Le Sénat américain a validé mardi une résolution symbolique exigeant au président Trump de mettre fin aux hostilités militaires en Iran. Ce vote, porté à 50 voix contre 48, révèle un changement inédit dans la dynamique des partis sénatoriaux, avec quatre sénateurs républicains – Rand Paul (Ky.), Susan Collins (Maine), Lisa Murkowski (Alaska) et Bill Cassidy (Louisiane) – rompant leur traditionnel alignment pour soutenir l’initiative.
Le seul démocrate à s’opposer à cette mesure a été John Fetterman (D-PA). Contrairement aux lois ordinaires, cette résolution ne dispose d’aucune force obligatoire mais s’appuie sur la loi sur les pouvoirs de guerre de 1973 pour inviter le président à réorganiser les troupes en l’absence d’engagements militaires imminents.
« Si cette résolution est adoptée, les Iraniens vont simplement se lever et quitter les négociations – ils diront que tout est fini », a déclaré Jim Risch (R-ID), soulignant le risque de rupture des échanges diplomatiques. Cette réaction illustre une préoccupation croissante concernant l’impact des décisions symboliques sur la stabilité internationale, alors que le Congrès se concentre sur un protocole d’accord temporaire avec l’Iran.
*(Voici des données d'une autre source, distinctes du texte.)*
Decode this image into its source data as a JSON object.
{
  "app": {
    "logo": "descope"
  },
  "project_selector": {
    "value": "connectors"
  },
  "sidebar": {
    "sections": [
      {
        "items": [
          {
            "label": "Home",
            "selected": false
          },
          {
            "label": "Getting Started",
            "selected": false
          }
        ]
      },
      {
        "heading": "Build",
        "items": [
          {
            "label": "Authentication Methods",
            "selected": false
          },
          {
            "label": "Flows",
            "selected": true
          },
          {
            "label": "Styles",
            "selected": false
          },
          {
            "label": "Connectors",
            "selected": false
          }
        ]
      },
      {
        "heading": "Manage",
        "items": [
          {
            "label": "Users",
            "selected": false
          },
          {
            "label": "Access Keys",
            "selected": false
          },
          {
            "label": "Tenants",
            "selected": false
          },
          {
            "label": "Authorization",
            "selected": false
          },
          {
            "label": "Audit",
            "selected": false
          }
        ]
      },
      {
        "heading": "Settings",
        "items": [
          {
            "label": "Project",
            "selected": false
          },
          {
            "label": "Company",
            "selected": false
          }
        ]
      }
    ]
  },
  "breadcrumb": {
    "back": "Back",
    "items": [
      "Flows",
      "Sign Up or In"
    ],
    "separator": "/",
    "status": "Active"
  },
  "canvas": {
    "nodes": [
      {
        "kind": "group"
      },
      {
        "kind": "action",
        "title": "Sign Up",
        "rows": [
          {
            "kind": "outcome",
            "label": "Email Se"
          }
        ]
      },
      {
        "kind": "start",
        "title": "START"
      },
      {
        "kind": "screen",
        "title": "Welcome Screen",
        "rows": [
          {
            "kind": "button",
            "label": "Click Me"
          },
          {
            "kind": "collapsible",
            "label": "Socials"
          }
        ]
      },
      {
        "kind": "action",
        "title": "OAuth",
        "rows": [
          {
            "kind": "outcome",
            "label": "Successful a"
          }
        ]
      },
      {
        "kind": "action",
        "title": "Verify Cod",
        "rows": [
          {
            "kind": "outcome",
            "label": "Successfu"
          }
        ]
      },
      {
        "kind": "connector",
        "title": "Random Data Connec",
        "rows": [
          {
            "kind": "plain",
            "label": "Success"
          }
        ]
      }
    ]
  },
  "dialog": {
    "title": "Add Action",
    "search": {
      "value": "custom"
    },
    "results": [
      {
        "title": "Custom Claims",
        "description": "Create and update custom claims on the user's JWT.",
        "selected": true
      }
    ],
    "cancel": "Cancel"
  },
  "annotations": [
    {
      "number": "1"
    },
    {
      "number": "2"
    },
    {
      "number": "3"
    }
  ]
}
Le vote intervient dans un contexte marqué par des tensions internes au sein du gouvernement : certains républicains craignent une réouverture du détroit d’Ormuz, alors que d’autres préfèrent lier la levée des sanctions pétrolières aux conditions imposées par l’Iran. Cette situation met en lumière un équilibre fragile entre les objectifs stratégiques et les réalités politiques de la présidence américaine.